Wie zerstöre ich den Versuch eines Vaters, eine liebevolle Vaterschaft zu leben….oder, „Wo Unrecht zu Recht wird, wird Wiederstand zur Pflicht?

…ein wahrer Spruch von Berthold Brecht, nur leider musste ich am eigenen Leib erfahren, daß dieser Spruch im Familienrecht, wenn es um Kinder geht, keine Bedeutung findet.

Es war der Moment, als ein Mitarbeiter einer Behörde mir knallhart ins Gesicht sagt, das man zwar Urteile in der Hand hätte, es einem aber bis dato einen „Scheis“ gebracht hätte.

Zitat: „Ihre Ex Frau sitzt einfach am längerem Hebel, wenn die nicht will haben sie Pech gehabt“

Man legte mir nahe, doch aus dem „Konflikt mit meiner Ex Frau“ auszusteigen, indem man klein bei gibt und all das tut, was die Ex Frau von einem im Bezug auf die Kinder verlangt.

…sprich, man solle doch Verständniss aufbringen, wenn ausgemachte Termin willkürlich von der Gegenseite geändert werden…

im Prinzip müssten dann meine Partnerin und ich unser Privatleben und Freizeit nach den Wünschen und Vorstellungen meiner Ex Frau ausrichten?!

Kinder werden manipuliert und Kondiditioniert, die Behörden wissen zwar meiner Meinung nach davon (Anzeichen Andeutungen und Belege gibt es dafür genug), verschliesen aber die Augen davor.

Behörden, die offiziell nur „das Wohl des Kindes“ im Blick haben…

und eine Mutter, deren süße Worte, bei Verfahrensbeiständen und Ämtern, leider nicht mit deren Taten in der Realität einhergehen.

Aber man soll doch Verständniss für die Situation aufbringen?!

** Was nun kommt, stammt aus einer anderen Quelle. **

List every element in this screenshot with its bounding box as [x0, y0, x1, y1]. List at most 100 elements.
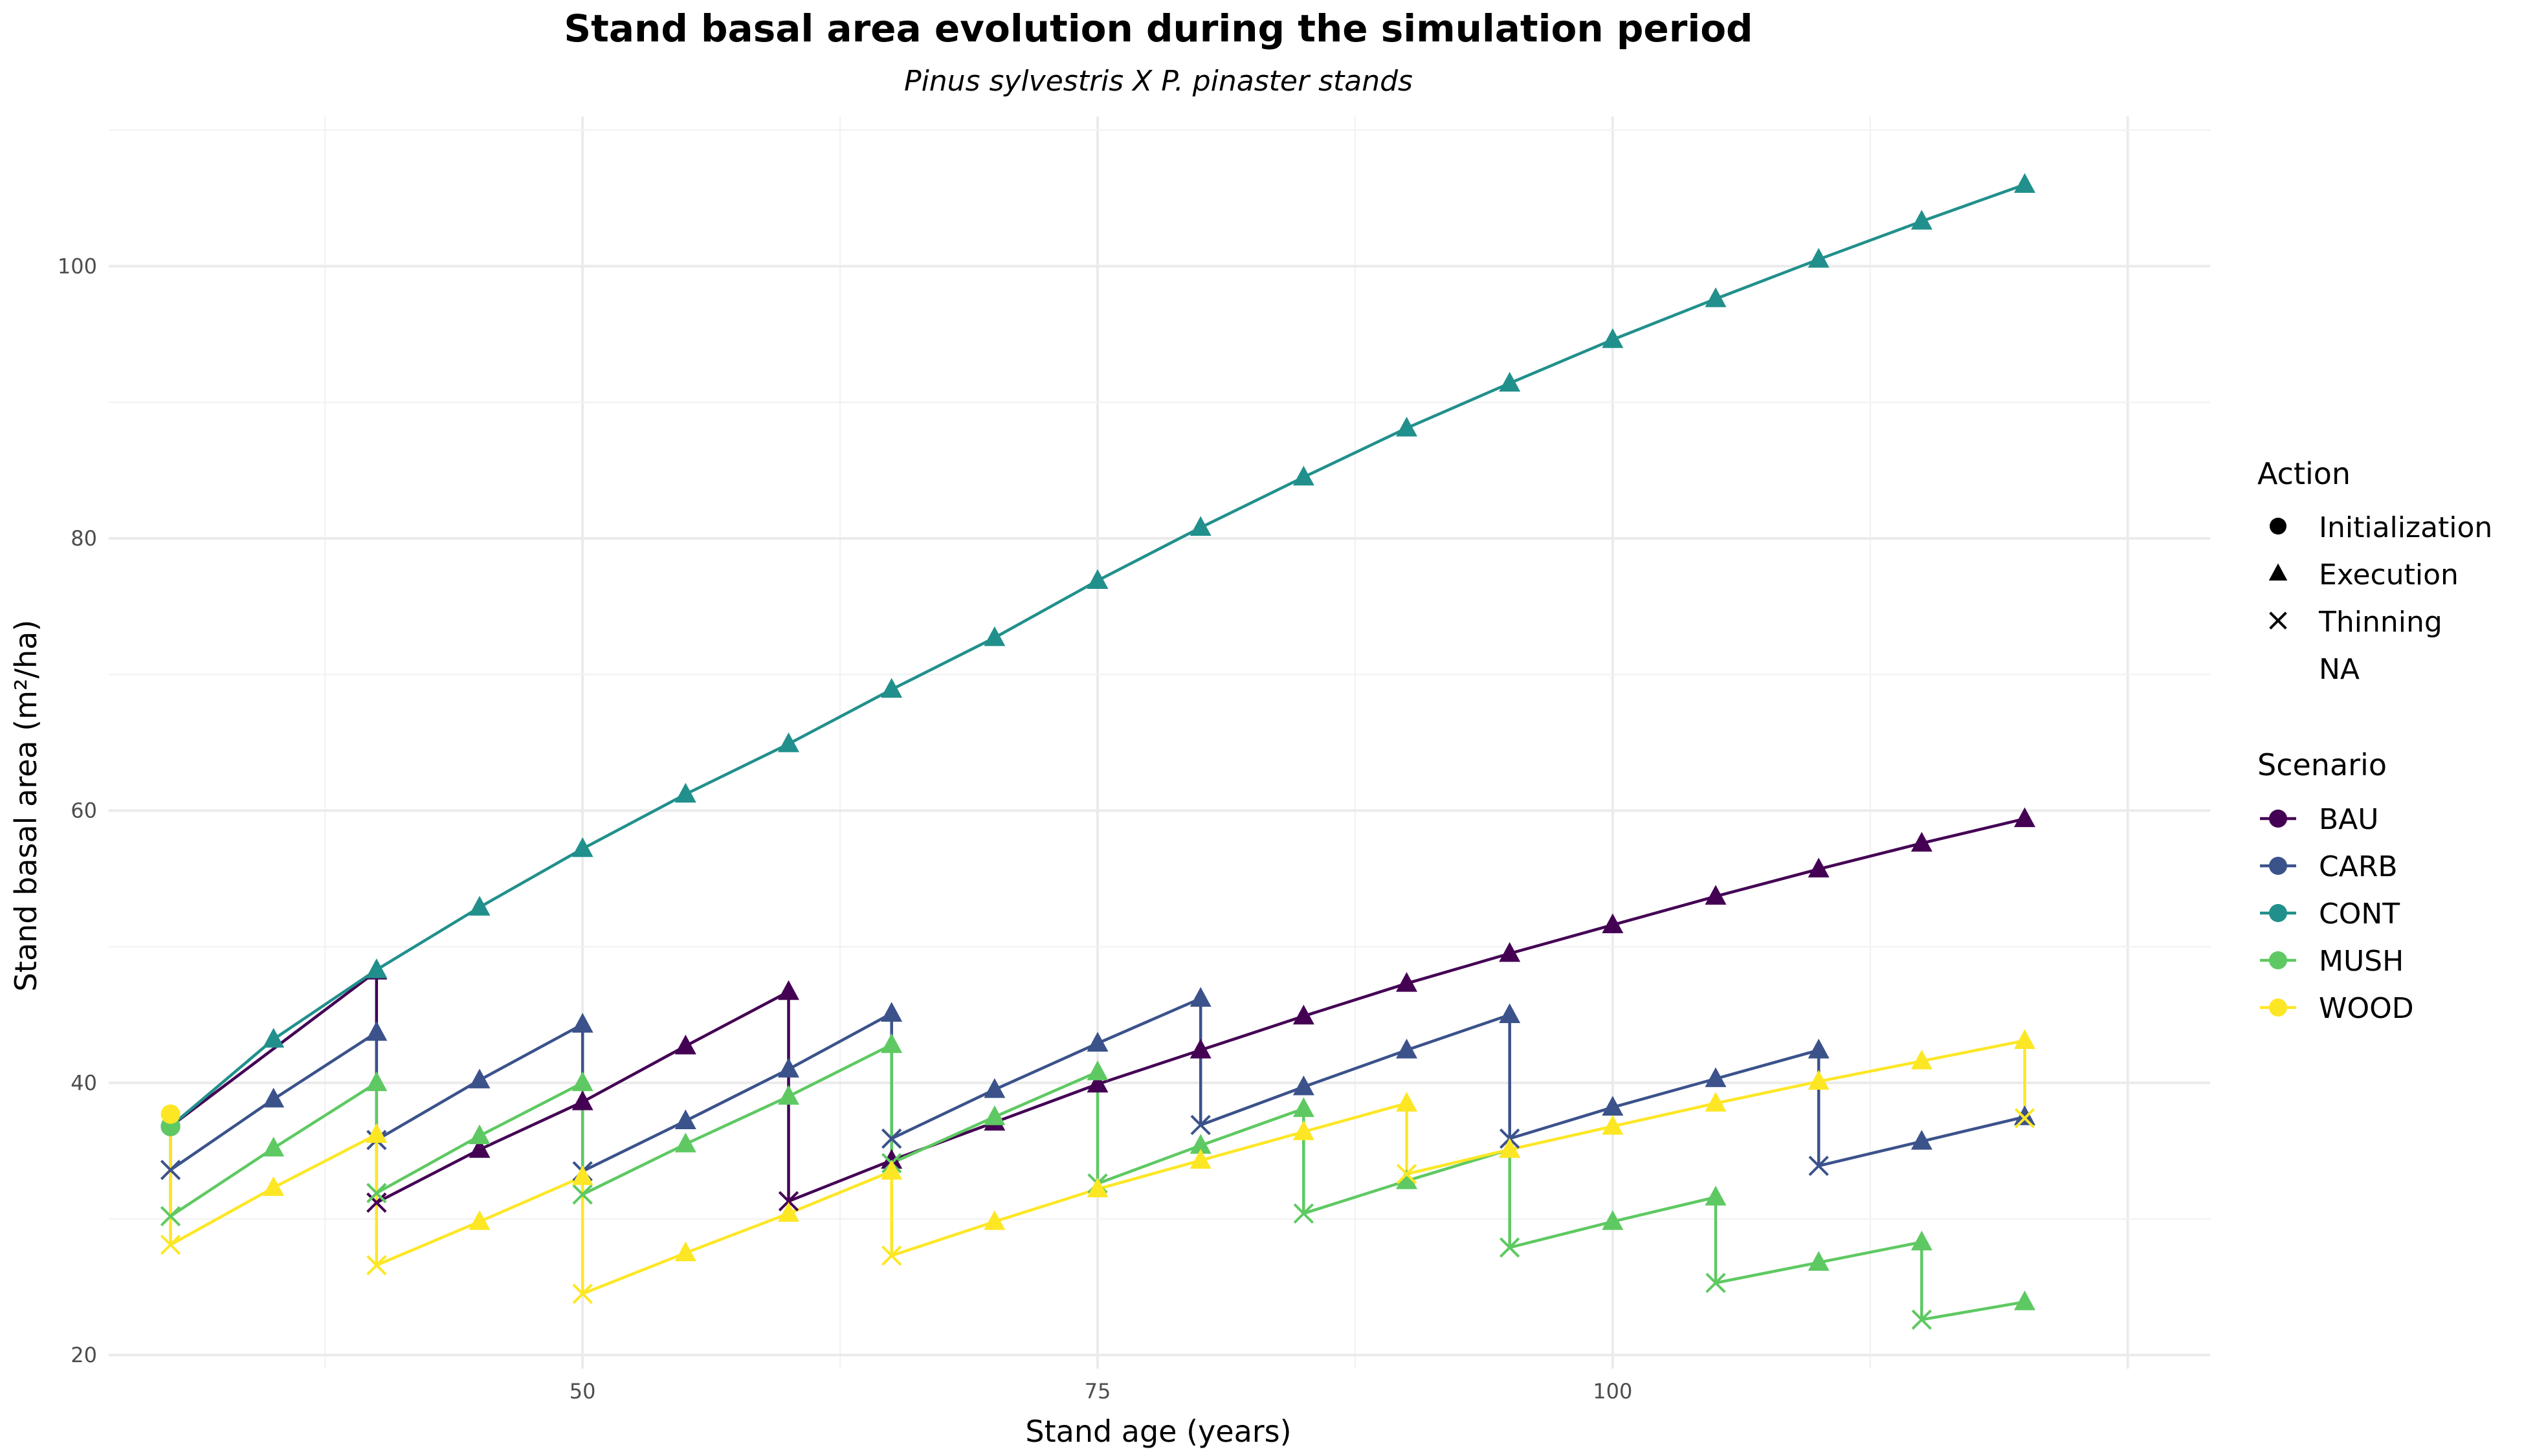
marker-bau-execution: [778, 980, 799, 1000]
marker-carb-execution: [674, 1109, 696, 1130]
marker-mush-execution: [263, 1136, 285, 1157]
marker-cont-execution: [674, 782, 696, 803]
chart-title: Stand basal area evolution during the si…: [564, 6, 1753, 50]
marker-wood-execution: [1910, 1049, 1932, 1070]
legend-key-dot-wood: [2269, 998, 2287, 1017]
legend-scenario-label: WOOD: [2319, 992, 2414, 1025]
marker-cont-execution: [1602, 328, 1624, 348]
legend: Action Initialization Execution Thinning NA…: [2257, 456, 2492, 1025]
marker-wood-execution: [469, 1210, 491, 1230]
marker-mush-thinning: [1293, 1203, 1314, 1224]
marker-carb-execution: [1808, 1039, 1830, 1059]
legend-scenario-label: CONT: [2319, 898, 2400, 931]
marker-cont-execution: [1499, 371, 1521, 392]
grid: [109, 116, 2210, 1369]
y-tick-label: 80: [71, 526, 97, 551]
marker-carb-execution: [881, 1002, 903, 1022]
marker-carb-execution: [1292, 1075, 1314, 1096]
marker-bau-execution: [1808, 857, 1830, 877]
marker-mush-thinning: [1500, 1237, 1520, 1258]
marker-mush-execution: [571, 1071, 593, 1092]
marker-cont-execution: [1705, 287, 1727, 307]
marker-wood-thinning: [366, 1255, 387, 1275]
legend-key-dot-bau: [2269, 810, 2287, 828]
marker-cont-execution: [1910, 210, 1932, 230]
legend-key-initialization: [2270, 518, 2286, 535]
marker-cont-execution: [1396, 416, 1417, 437]
legend-action-label: Thinning: [2318, 606, 2442, 639]
marker-mush-execution: [984, 1105, 1006, 1125]
marker-carb-execution: [1910, 1130, 1932, 1150]
marker-cont-execution: [778, 732, 799, 753]
marker-wood-execution: [1087, 1177, 1109, 1198]
marker-carb-execution: [1705, 1067, 1727, 1087]
chart-subtitle: Pinus sylvestris X P. pinaster stands: [904, 65, 1413, 98]
marker-mush-execution: [2014, 1290, 2035, 1310]
marker-mush-execution: [674, 1132, 696, 1153]
y-tick-label: 20: [71, 1343, 97, 1367]
marker-cont-execution: [2014, 173, 2035, 193]
marker-carb-thinning: [1808, 1155, 1829, 1176]
marker-bau-execution: [571, 1090, 593, 1110]
marker-carb-thinning: [881, 1128, 902, 1149]
legend-scenario-label: BAU: [2319, 803, 2379, 836]
marker-carb-execution: [1087, 1031, 1109, 1052]
marker-bau-execution: [1396, 972, 1417, 992]
marker-bau-execution: [1499, 942, 1521, 962]
marker-wood-thinning: [2014, 1108, 2035, 1129]
y-tick-label: 40: [71, 1070, 97, 1095]
marker-mush-execution: [1910, 1230, 1932, 1251]
marker-bau-execution: [2014, 807, 2035, 828]
marker-cont-execution: [469, 896, 491, 916]
marker-mush-thinning: [160, 1206, 181, 1227]
marker-bau-execution: [1705, 885, 1727, 905]
x-tick-label: 50: [570, 1379, 596, 1404]
marker-cont-execution: [881, 678, 903, 698]
marker-bau-execution: [1910, 832, 1932, 852]
marker-wood-thinning: [572, 1283, 593, 1304]
legend-actions: Initialization Execution Thinning NA: [2268, 511, 2492, 686]
marker-carb-execution: [778, 1057, 799, 1078]
legend-scenario-label: CARB: [2319, 850, 2398, 883]
marker-mush-thinning: [1705, 1272, 1726, 1294]
legend-key-dot-carb: [2269, 857, 2287, 875]
marker-bau-execution: [1292, 1004, 1314, 1025]
marker-mush-thinning: [366, 1183, 387, 1204]
marker-mush-thinning: [1911, 1309, 1932, 1330]
marker-bau-thinning: [778, 1191, 799, 1211]
x-axis-title: Stand age (years): [1025, 1414, 1291, 1449]
marker-cont-execution: [984, 626, 1006, 646]
marker-cont-execution: [366, 958, 388, 978]
marker-carb-execution: [2014, 1105, 2035, 1125]
marker-carb-execution: [571, 1013, 593, 1033]
marker-cont-execution: [1808, 248, 1830, 268]
marker-wood-execution: [984, 1210, 1006, 1230]
marker-cont-execution: [1190, 516, 1212, 536]
legend-scenario-title: Scenario: [2257, 747, 2387, 782]
marker-mush-execution: [1808, 1251, 1830, 1271]
marker-bau-thinning: [366, 1192, 387, 1213]
marker-wood-thinning: [160, 1234, 181, 1255]
legend-key-dot-mush: [2269, 951, 2287, 969]
x-axis-ticks: 50 75 100: [570, 1379, 1633, 1404]
marker-mush-execution: [1292, 1097, 1314, 1118]
marker-wood-execution: [571, 1165, 593, 1186]
marker-cont-execution: [1292, 465, 1314, 486]
marker-mush-execution: [778, 1085, 799, 1105]
series-line-carb: [169, 997, 2026, 1173]
series-markers: [160, 173, 2035, 1330]
y-tick-label: 100: [58, 254, 97, 278]
marker-mush-execution: [366, 1071, 388, 1092]
marker-wood-thinning: [1396, 1164, 1417, 1184]
marker-bau-execution: [1602, 913, 1624, 934]
marker-bau-execution: [881, 1149, 903, 1169]
marker-wood-execution: [674, 1241, 696, 1262]
marker-carb-execution: [366, 1020, 388, 1041]
marker-bau-execution: [1190, 1039, 1212, 1059]
marker-wood-execution: [1808, 1070, 1830, 1090]
legend-key-execution: [2268, 563, 2288, 581]
marker-mush-execution: [1602, 1210, 1624, 1230]
legend-action-title: Action: [2257, 456, 2351, 491]
marker-bau-execution: [1087, 1072, 1109, 1093]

Natürlich habe ich Verständnis, wenn ich über 400 KM gefahren bin um meine Kider zu sehen, das es leider aus irgendwelchen Gründen dann doch nicht geht?!
Macht ja nix, das ich dann im Schnitt über 800 KM für nichts und wieder nichts gefahren bin, Hotelübernachtungen umsonst hatte, ein Wochenende dafür drauf gegangen ist.

Klar verstehe ich, das meinen Kindern suggeriert wird, von ihrem „Erzeuger“ zu sprechen statt vom Papa…

Selverständlich kann ich nachvollziehen, das mein ältester Sohn aus Wut und Frust, sowie Trauer mich nie wieder sehen will, laut seiner Aussage…

Lasst mal überlegen und kurz Revue passieren lassen…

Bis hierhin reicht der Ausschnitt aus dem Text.